For a long time I felt I needed to be that. To have whatever that little word meant. To own it. Or heavens forbid be judged for it.
And then as if God knew exactly what I needed, I no longer strive for it anymore. As Southern Mess grew, my obsession over things that really didn't matter begin to diminish. Maybe it was because there were just not enough hours in the day to be amazing at everything. Or that with the growth of my company, every moment with my family mattered more than how I felt things needed to appear to be.
Yet I still find myself apologizing. "Sorry my house is a mess, it's been crazy." "Ignore the mountain of laundry, I'm powering through it between work." Leftovers instead of experimenting top Pinterest recipes? No shame. Hair a mess and wearing the same shirt from yesterday? Oops. My signature look. No makeup.
And as I sit here now, powering through the finishing touches for our big Black Friday weekend, with 24 unread text messages, 50 unread PM's, and a mountain of emails I'm not the least bit stressed about tomorrow. My old self. She would be. You see, I decided to host Thanksgiving ,except this year I'm not stressing over the perfect menu, making my house look like we don't live there, or how I'm going to impress everyone. Instead I'm so very grateful for that moment with family who loves us. Who chose to spend their Holiday at our home. And who, let's be honest, don't care what my house looks like. Because those are the people we need in our life. The ones who want to be there for you, as you are.

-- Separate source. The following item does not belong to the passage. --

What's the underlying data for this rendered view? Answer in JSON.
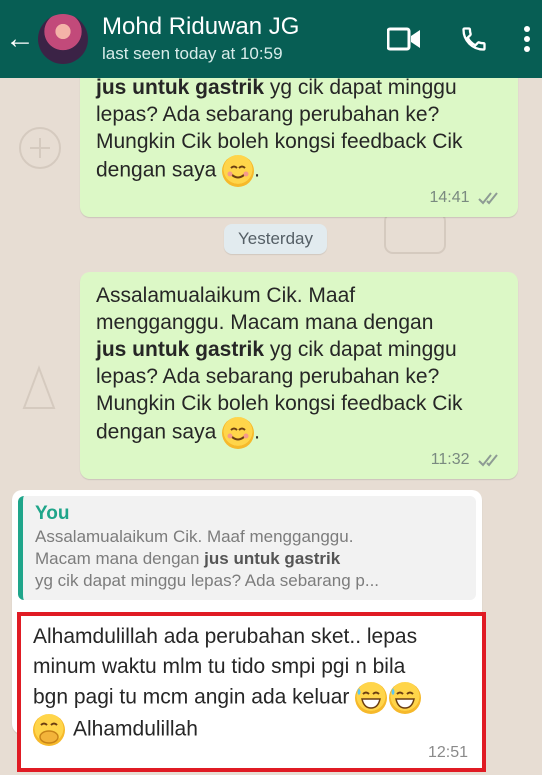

See perfection is often perceived. Assumed. And most often, wrong. No one is perfect. Sometimes, with the advances of social media, we just appear that way. And quite often, we feel this expectation to live up to what everyone else is doing.
I had someone say to me once (and it wasn't a compliment) that I thought I was just soooo perfect. (insert eye roll). They went on to cut me down about my Master's Degree, my business success, even the home we live in. And although deep down I know those words were meant to be hurtful and stemmed from jealousy, I've never forgotten them. You see, they saw what looked like the perfect life I live. I do have a Master's Degree. I also worked my tail off for it all while being pregnant and giving birth to 3 children over 8 years total of school. My husband and I paid for every bit of that degree ourselves. I earned it. I'm over the moon proud of Southern Mess but it hasn't grown without many sacrifices from myself and my children. Blood, sweat, and tears were put into it. Anyone, and I mean anyone can have that too, if they want it bad enough. I didn't get lucky. I put in the work. And oh my home. Yes, I love our home. It's what I've dreamed of. An old farmhouse with Longhorns in the pasture. The home we were afraid we would lose when my husband got laid off. The home we renovated mostly ourselves. The home we chose over taking vacations and buying frivolous items for years so we could afford it. The home I hope to pass down to my children someday. Again, nobody has a perfect life.
The point of it all is that during this time of year, it's so easy to get caught up in the pressure. Please take the time to enjoy the moment. Love those in your life who love you back. And know that things are often not what they appear to be. Don't ever let someone else's blessings feel like your failure. Celebrate with them and Be Thankful for Enough.